Current for resistors in series is the same.
Voltage for resistors in parallel is the same.
1.
$$C_1 + C_2 = C_{12}$$
$$\frac{C_{12} \cdot C_3}{C_{12} + C_3} \cdot ΔV = -6.929×10^{-8} C$$
The way I understand it, is that the Voltage will end up being the same at the end as it returns to the negative side of the Voltage… uhm, source?
But, why do you need to calculate equivalent capacitance? Why can't you just say $C_3 \cdot V_{eq} = Q_3$ ??
2.
$$\frac{Q_3}{C_3} = 30.1 V$$
3.
$$\frac{C_2}{C_1+C_2} \cdot Q_3 = -3.701×10^{-8} C$$
Can someone explain the 3? I don't get the solution… How do you arrive at this equation? $C_1$ and $C_2$ are in parallel, the Charges are divided, but how about the voltage?
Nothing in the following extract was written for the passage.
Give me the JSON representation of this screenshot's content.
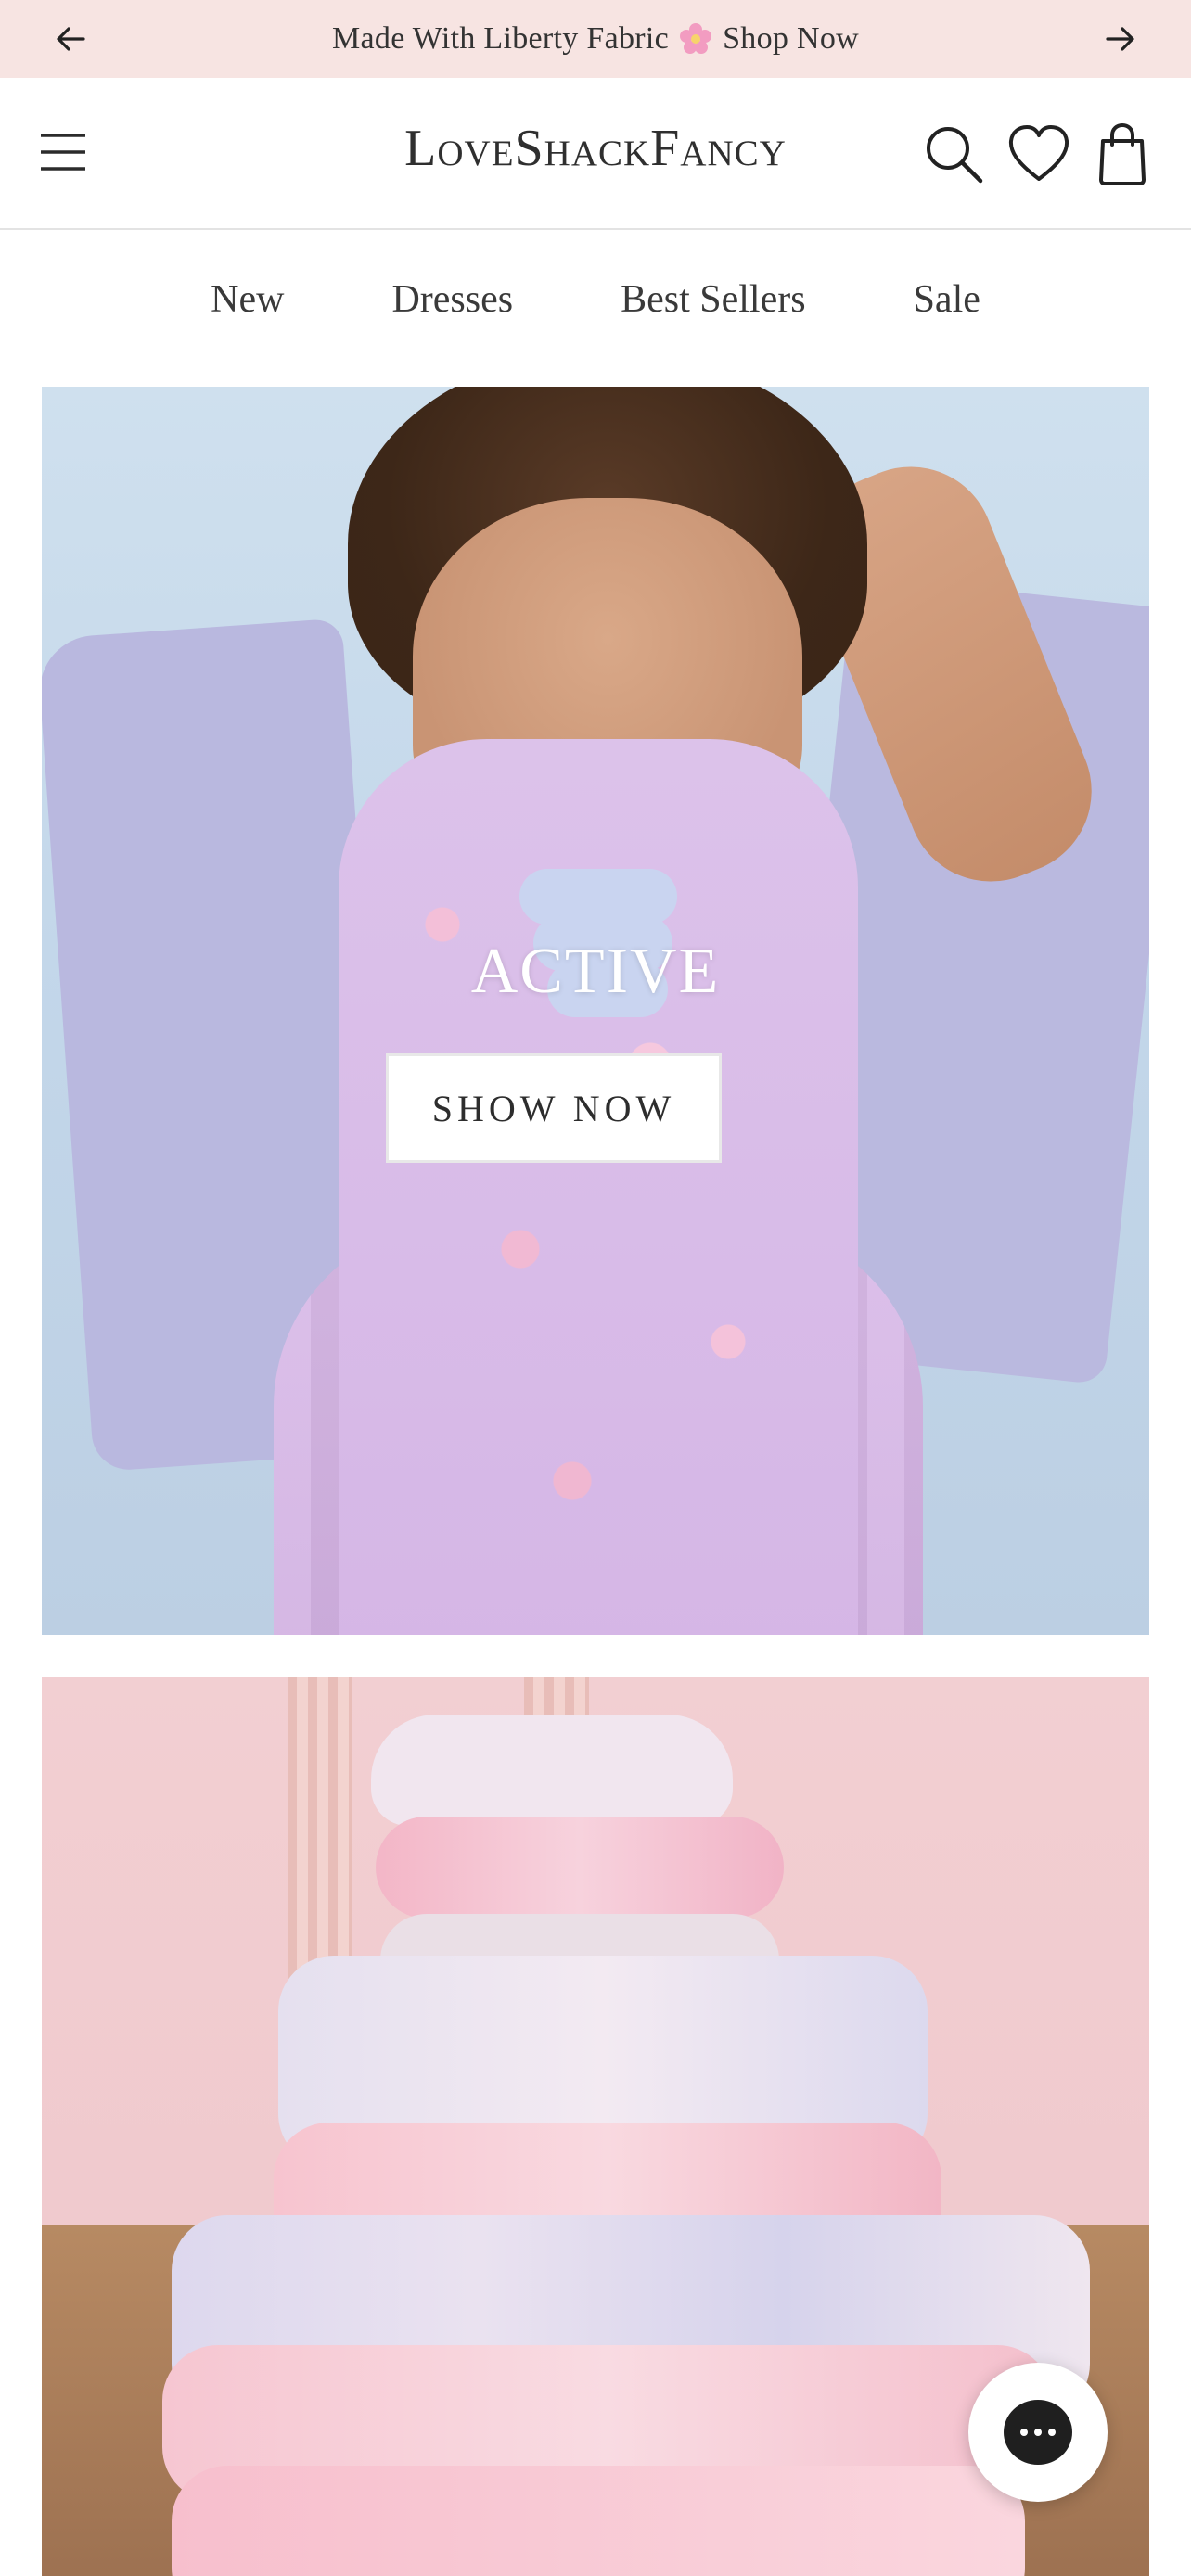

Is it the same across them?
$$\frac{C_1 \cdot C_2}{C_1+C_2}$$
And if you needed to find V_2, how would you go about it?
Best Answer
Once you know the PD across C3 you know the voltage across C2 = 38 - 30.1 = 7.9 V
Ans so you can find the charge on C2 = 4.7 x 7.9 = 37.13 nC and then you need to negate this value.
The solution notes that the charge on C3 is the same as the charged on the C1 & C2 parallel combination.
So the voltage across this combination and across one of them C2 is the same so
$V = \dfrac{Q_3}{C_1+C_2} = \dfrac{Q_2}{C_2}$